Hello to all the former readers out there! So, I'm not sure if I put up a note detailing this- If I have then I'm kinda lazy about checking, so sorry!- but I am no longer fully writing here. I have an AO3 by the same name. FF . N has become a battleground of trolls and frankly rude individuals. Not, that's not to say that I haven't heard or met the awesome people, those outweigh the mean ones by a landslide, but I had gotten some extremely hurtful reviews that I had deleted on some of my stories- there used to be a ton here, but the trolls came and took my energy out of me. The reviews were pretty straightforward in telling me to kill myself, some weirdo wrote a story about how Jesus was a slut who fucked Hitler, Rasputin, Stalin, and other horrid figures from world history or some crap like that, and normally I would have just deleted those and moved on.

NOPE.

I was in a really bad place at that time. I had a family member who had just died, I was being sexually harassed at my workplace and my boss was a racist jerkface who fired me with the finishing saying that I should "Go back to picking cotton in a field with the rest of my slime-skinned ilk." Another family member had been saying that it was a mistake our parents adopted me and that I should kill myself to make it easier on them.
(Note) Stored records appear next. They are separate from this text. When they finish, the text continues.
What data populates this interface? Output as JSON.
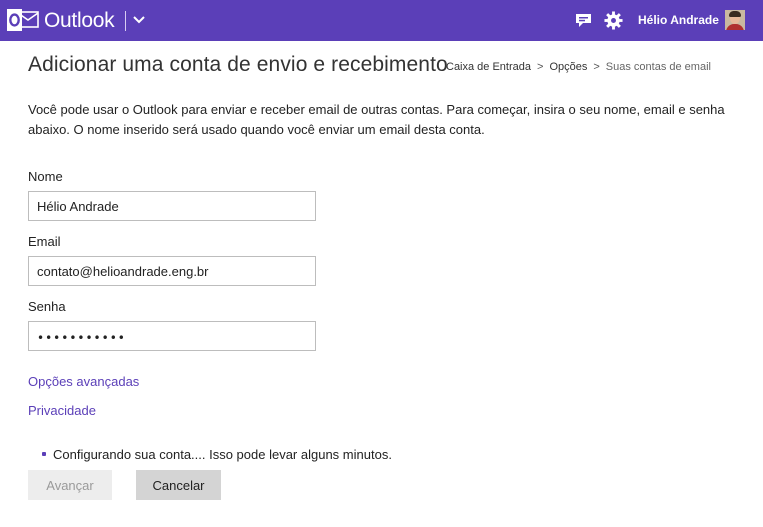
{
  "topbar": {
    "brand": "Outlook",
    "user_name": "Hélio Andrade",
    "icons": [
      "outlook-logo-icon",
      "chevron-down-icon",
      "feedback-icon",
      "gear-icon"
    ],
    "background_color": "#5b3fb8"
  },
  "page": {
    "title": "Adicionar uma conta de envio e recebimento",
    "breadcrumb": {
      "items": [
        "Caixa de Entrada",
        "Opções"
      ],
      "separator": ">",
      "current": "Suas contas de email"
    },
    "intro": "Você pode usar o Outlook para enviar e receber email de outras contas. Para começar, insira o seu nome, email e senha abaixo. O nome inserido será usado quando você enviar um email desta conta."
  },
  "form": {
    "name_label": "Nome",
    "name_value": "Hélio Andrade",
    "email_label": "Email",
    "email_value": "contato@helioandrade.eng.br",
    "password_label": "Senha",
    "password_mask": "•••••••••••"
  },
  "links": {
    "advanced": "Opções avançadas",
    "privacy": "Privacidade"
  },
  "status": {
    "message": "Configurando sua conta.... Isso pode levar alguns minutos."
  },
  "buttons": {
    "next": "Avançar",
    "cancel": "Cancelar"
  }
}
My Emotional Support Animal had been killed by a car and my parents refused to let me get a new one because "a 21 year old grown woman walking around the college campus with a support dog is a joke and an embarrassment to the family. it would also bring suspicion on our family because it could be seen as us abusing our kids" and they even refused to support my plea to at least have a talk therapist. My best friends I had just found out was with me because they both felt sorry for me- I had heard that over a rigged speaker that I had set up because I felt this hostile vibe when I was around them- and they were talking about how they should 'Cut free of me and my drama'.

Yeah... so that on top of FF . N not being the nice playground I thought it was had me jumping to another site. Archive Of Our Own is where I am now under the same name, Quetzalcoatl_is_my_Momma. There may be some fixes tho. I've transferred all my stories there, and I've got some new friends IRL I've collaborated with to come up with better ideas for them!

As for the Guest who left the comment on ThunderCats: Home We'll Go, I want to say that I had honestly thought people forgot about this story. It's heartwarming to know you stuck with this old length of junk all the way through, as short as the 8-chapter story must have been. I've had it on my mind to re-write it for some time, but hearing how someone out there was looking for the sequel/Main Story... You got me charged and ready to go. I'm going to re-write the story, and hopefully have the first chapter out by maybe 8 or 9 CST (Central Standard Time).

Sorry for getting out of Dodge here, but the place felt toxic to my already fraying mental state...

Hope you all understand and it was cleared up some.